Claudia didn’t say “It’s never too late,” because she could hear that it was.
“What’s wrong with you?” she said, vampire direct. She knew this answer as well, but he needed to say it. It was part of the process.
“Sick. Very sick. Pain ahead and long-drawn-out suffering for my kids. No kid should see a parent suffer. You shouldn’t have to see it.”
“What about the hospital? Can’t they help?”
“With the pain. But what’s the point? I want to pass quietly, peacefully, in control. Why can’t I have that?”
Claudia watched him for a while, then gazed out to sea. “Have you said good-bye to everyone? Tied it all up? Dying with a loose end is no good.”
He looked surprised. “Thanks. For listening, not trying to convince me.” His voice was tight, so full of pain Claudia could almost feel it. “I’ve tied it all up. I say good-bye, I love you, every day just in case.

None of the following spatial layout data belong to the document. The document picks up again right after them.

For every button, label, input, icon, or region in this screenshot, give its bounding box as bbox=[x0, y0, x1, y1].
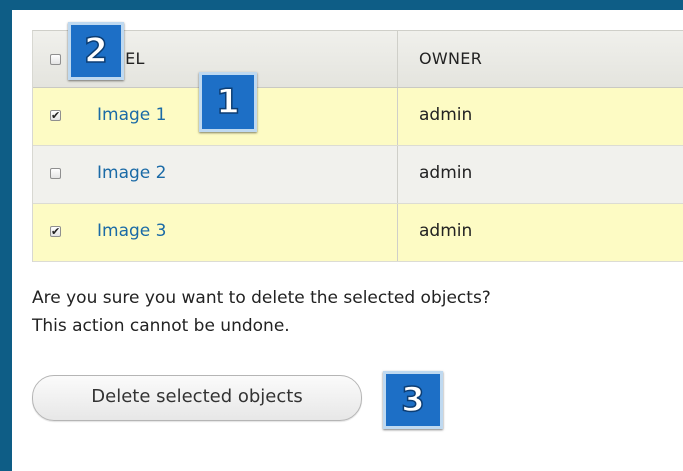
column-header-owner[interactable]: OWNER bbox=[419, 49, 482, 68]
callout-marker-3: 3 bbox=[383, 371, 443, 429]
row-checkbox[interactable] bbox=[50, 168, 61, 179]
column-divider bbox=[397, 88, 398, 145]
row-owner: admin bbox=[419, 221, 473, 241]
row-checkbox[interactable]: ✔ bbox=[50, 226, 61, 237]
callout-number-3: 3 bbox=[400, 379, 425, 421]
dialog-panel: LABEL OWNER ✔ Image 1 admin Image 2 admi… bbox=[12, 10, 683, 471]
table-header: LABEL OWNER bbox=[33, 31, 683, 88]
objects-table: LABEL OWNER ✔ Image 1 admin Image 2 admi… bbox=[32, 30, 683, 262]
column-divider bbox=[397, 31, 398, 87]
row-label-link[interactable]: Image 1 bbox=[97, 105, 166, 125]
select-all-checkbox[interactable] bbox=[50, 54, 61, 65]
callout-marker-1: 1 bbox=[199, 72, 257, 132]
table-row: ✔ Image 3 admin bbox=[33, 204, 683, 262]
delete-selected-button[interactable]: Delete selected objects bbox=[32, 375, 362, 421]
confirmation-line-1: Are you sure you want to delete the sele… bbox=[32, 288, 491, 308]
row-checkbox[interactable]: ✔ bbox=[50, 110, 61, 121]
column-divider bbox=[397, 146, 398, 203]
confirmation-message: Are you sure you want to delete the sele… bbox=[32, 284, 491, 340]
table-row: ✔ Image 1 admin bbox=[33, 88, 683, 146]
table-row: Image 2 admin bbox=[33, 146, 683, 204]
column-divider bbox=[397, 204, 398, 261]
row-owner: admin bbox=[419, 105, 473, 125]
row-label-link[interactable]: Image 2 bbox=[97, 163, 166, 183]
row-label-link[interactable]: Image 3 bbox=[97, 221, 166, 241]
row-owner: admin bbox=[419, 163, 473, 183]
callout-marker-2: 2 bbox=[68, 22, 124, 80]
confirmation-line-2: This action cannot be undone. bbox=[32, 316, 290, 336]
callout-number-1: 1 bbox=[215, 81, 240, 123]
callout-number-2: 2 bbox=[83, 30, 108, 72]
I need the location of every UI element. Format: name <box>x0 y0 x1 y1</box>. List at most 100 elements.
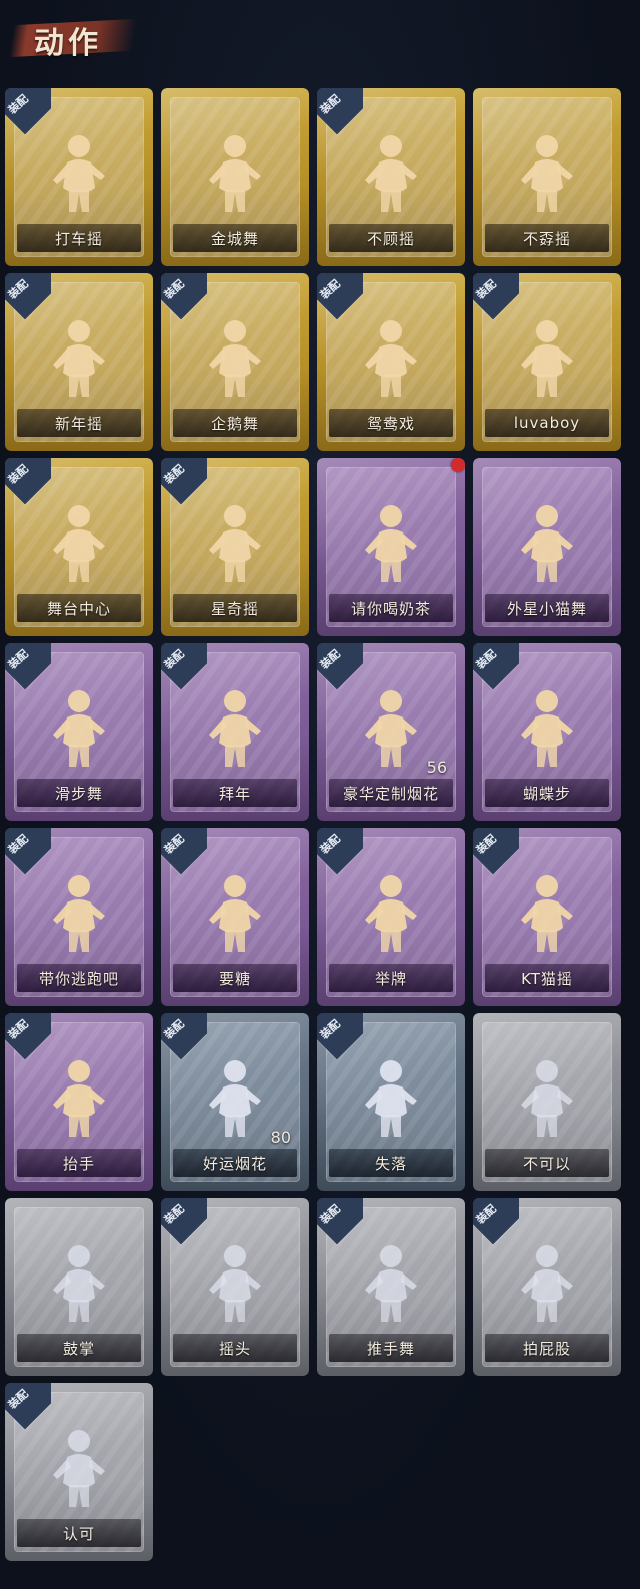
shake-head-icon <box>195 1238 275 1328</box>
emote-card[interactable]: 装配舞台中心 <box>5 458 153 636</box>
emote-card[interactable]: 金城舞 <box>161 88 309 266</box>
emote-card[interactable]: 装配打车摇 <box>5 88 153 266</box>
card-label-bar: 新年摇 <box>17 409 141 437</box>
card-label-bar: 摇头 <box>173 1334 297 1362</box>
emote-card[interactable]: 装配 鸳鸯戏 <box>317 273 465 451</box>
emote-name: luvaboy <box>513 414 581 432</box>
greeting-pose-icon <box>195 683 275 773</box>
dance-pose-icon <box>195 313 275 403</box>
slap-icon <box>507 1238 587 1328</box>
emote-name: 不顾摇 <box>366 229 415 248</box>
card-label-bar: 豪华定制烟花 <box>329 779 453 807</box>
emote-name: 打车摇 <box>54 229 103 248</box>
equipped-badge: 装配 <box>473 1198 519 1244</box>
card-label-bar: 滑步舞 <box>17 779 141 807</box>
emote-name: 拍屁股 <box>522 1339 571 1358</box>
equipped-badge: 装配 <box>161 1013 207 1059</box>
emote-card[interactable]: 装配 滑步舞 <box>5 643 153 821</box>
emote-card[interactable]: 装配 KT猫摇 <box>473 828 621 1006</box>
card-label-bar: 拜年 <box>173 779 297 807</box>
emote-card[interactable]: 装配拍屁股 <box>473 1198 621 1376</box>
emote-name: 舞台中心 <box>46 599 111 618</box>
emote-card[interactable]: 装配摇头 <box>161 1198 309 1376</box>
page-title: 动作 <box>34 26 102 61</box>
emote-card[interactable]: 装配 要糖 <box>161 828 309 1006</box>
equipped-badge: 装配 <box>161 273 207 319</box>
card-label-bar: KT猫摇 <box>485 964 609 992</box>
equipped-badge: 装配 <box>161 1198 207 1244</box>
dance-pose-icon <box>39 313 119 403</box>
emote-name: 外星小猫舞 <box>506 599 587 618</box>
equipped-label: 装配 <box>473 1202 499 1227</box>
emote-card[interactable]: 装配 luvaboy <box>473 273 621 451</box>
emote-card[interactable]: 外星小猫舞 <box>473 458 621 636</box>
equipped-label: 装配 <box>5 1017 31 1042</box>
equipped-label: 装配 <box>161 462 187 487</box>
emote-name: 不可以 <box>522 1154 571 1173</box>
emote-card[interactable]: 装配不顾摇 <box>317 88 465 266</box>
dance-pose-icon <box>195 128 275 218</box>
emote-name: 豪华定制烟花 <box>342 784 439 803</box>
emote-card[interactable]: 不孬摇 <box>473 88 621 266</box>
equipped-badge: 装配 <box>5 458 51 504</box>
card-label-bar: 不孬摇 <box>485 224 609 252</box>
raise-hand-icon <box>39 1053 119 1143</box>
emote-card[interactable]: 装配 80 好运烟花 <box>161 1013 309 1191</box>
equipped-label: 装配 <box>161 277 187 302</box>
equipped-badge: 装配 <box>5 828 51 874</box>
equipped-badge: 装配 <box>161 828 207 874</box>
card-label-bar: 金城舞 <box>173 224 297 252</box>
equipped-label: 装配 <box>473 277 499 302</box>
equipped-label: 装配 <box>5 1387 31 1412</box>
emote-name: 认可 <box>62 1524 95 1543</box>
card-label-bar: 认可 <box>17 1519 141 1547</box>
emote-card[interactable]: 装配 失落 <box>317 1013 465 1191</box>
emote-name: 企鹅舞 <box>210 414 259 433</box>
emote-card[interactable]: 装配企鹅舞 <box>161 273 309 451</box>
emote-card[interactable]: 装配 56 豪华定制烟花 <box>317 643 465 821</box>
equipped-label: 装配 <box>161 1202 187 1227</box>
emote-name: 抬手 <box>62 1154 95 1173</box>
emote-card[interactable]: 装配 蝴蝶步 <box>473 643 621 821</box>
dance-pose-icon <box>195 498 275 588</box>
emote-card[interactable]: 鼓掌 <box>5 1198 153 1376</box>
dance-pose-icon <box>351 128 431 218</box>
card-label-bar: 不可以 <box>485 1149 609 1177</box>
emote-name: 蝴蝶步 <box>522 784 571 803</box>
card-label-bar: 举牌 <box>329 964 453 992</box>
emote-name: 推手舞 <box>366 1339 415 1358</box>
dance-pose-icon <box>39 498 119 588</box>
equipped-label: 装配 <box>473 832 499 857</box>
reach-out-icon <box>195 868 275 958</box>
emote-card[interactable]: 装配 带你逃跑吧 <box>5 828 153 1006</box>
equipped-badge: 装配 <box>317 643 363 689</box>
card-label-bar: 请你喝奶茶 <box>329 594 453 622</box>
emote-card[interactable]: 装配 推手舞 <box>317 1198 465 1376</box>
emote-card[interactable]: 装配 举牌 <box>317 828 465 1006</box>
equipped-label: 装配 <box>5 832 31 857</box>
emote-card[interactable]: 装配抬手 <box>5 1013 153 1191</box>
equipped-label: 装配 <box>5 92 31 117</box>
new-indicator-dot <box>451 458 465 472</box>
emote-card[interactable]: 不可以 <box>473 1013 621 1191</box>
equipped-label: 装配 <box>317 92 343 117</box>
card-label-bar: 鼓掌 <box>17 1334 141 1362</box>
equipped-badge: 装配 <box>317 1013 363 1059</box>
emote-name: 星奇摇 <box>210 599 259 618</box>
card-label-bar: 星奇摇 <box>173 594 297 622</box>
emote-card[interactable]: 请你喝奶茶 <box>317 458 465 636</box>
dance-pose-icon <box>39 868 119 958</box>
equipped-label: 装配 <box>161 1017 187 1042</box>
emote-card[interactable]: 装配 拜年 <box>161 643 309 821</box>
emote-card[interactable]: 装配星奇摇 <box>161 458 309 636</box>
emote-name: 好运烟花 <box>202 1154 267 1173</box>
dance-pose-icon <box>507 313 587 403</box>
equipped-label: 装配 <box>317 647 343 672</box>
dance-pose-icon <box>351 313 431 403</box>
emote-name: 金城舞 <box>210 229 259 248</box>
push-hands-icon <box>351 1238 431 1328</box>
emote-card[interactable]: 装配 新年摇 <box>5 273 153 451</box>
milk-tea-sign-icon <box>351 498 431 588</box>
firework-can-icon <box>195 1053 275 1143</box>
emote-card[interactable]: 装配认可 <box>5 1383 153 1561</box>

I’ve left special gifts for the grandchildren and messages for the great-grandchildren. I’ve apologized to people. It’s sorted. But I just can’t. ” He stopped, bent over, clutching his ears. “I’m too gutless to do what I need to do.”
Claudia felt her teeth tingle. “I can help,” she whispered. She snarled gently, then said it louder. “I can help.”
He turned, saw her teeth.
“The list? This is what you use the list for?”
She nodded. “I’ll be gentle,” she said, and she bent forward and drank deeply from the beautiful, pulsing vein in his neck. Drank till she was done, till he was; then she sat him on the ground, propped against the wall, and called an ambulance. She didn’t want him robbed, or his body stolen or damaged. His wife and kids needed to know quickly, to see him while he still looked close to life.
She watched from across the street until the ambulance arrived; then she walked home, feeling satisfied in her stomach and in the heart all the others assured her she didn’t have.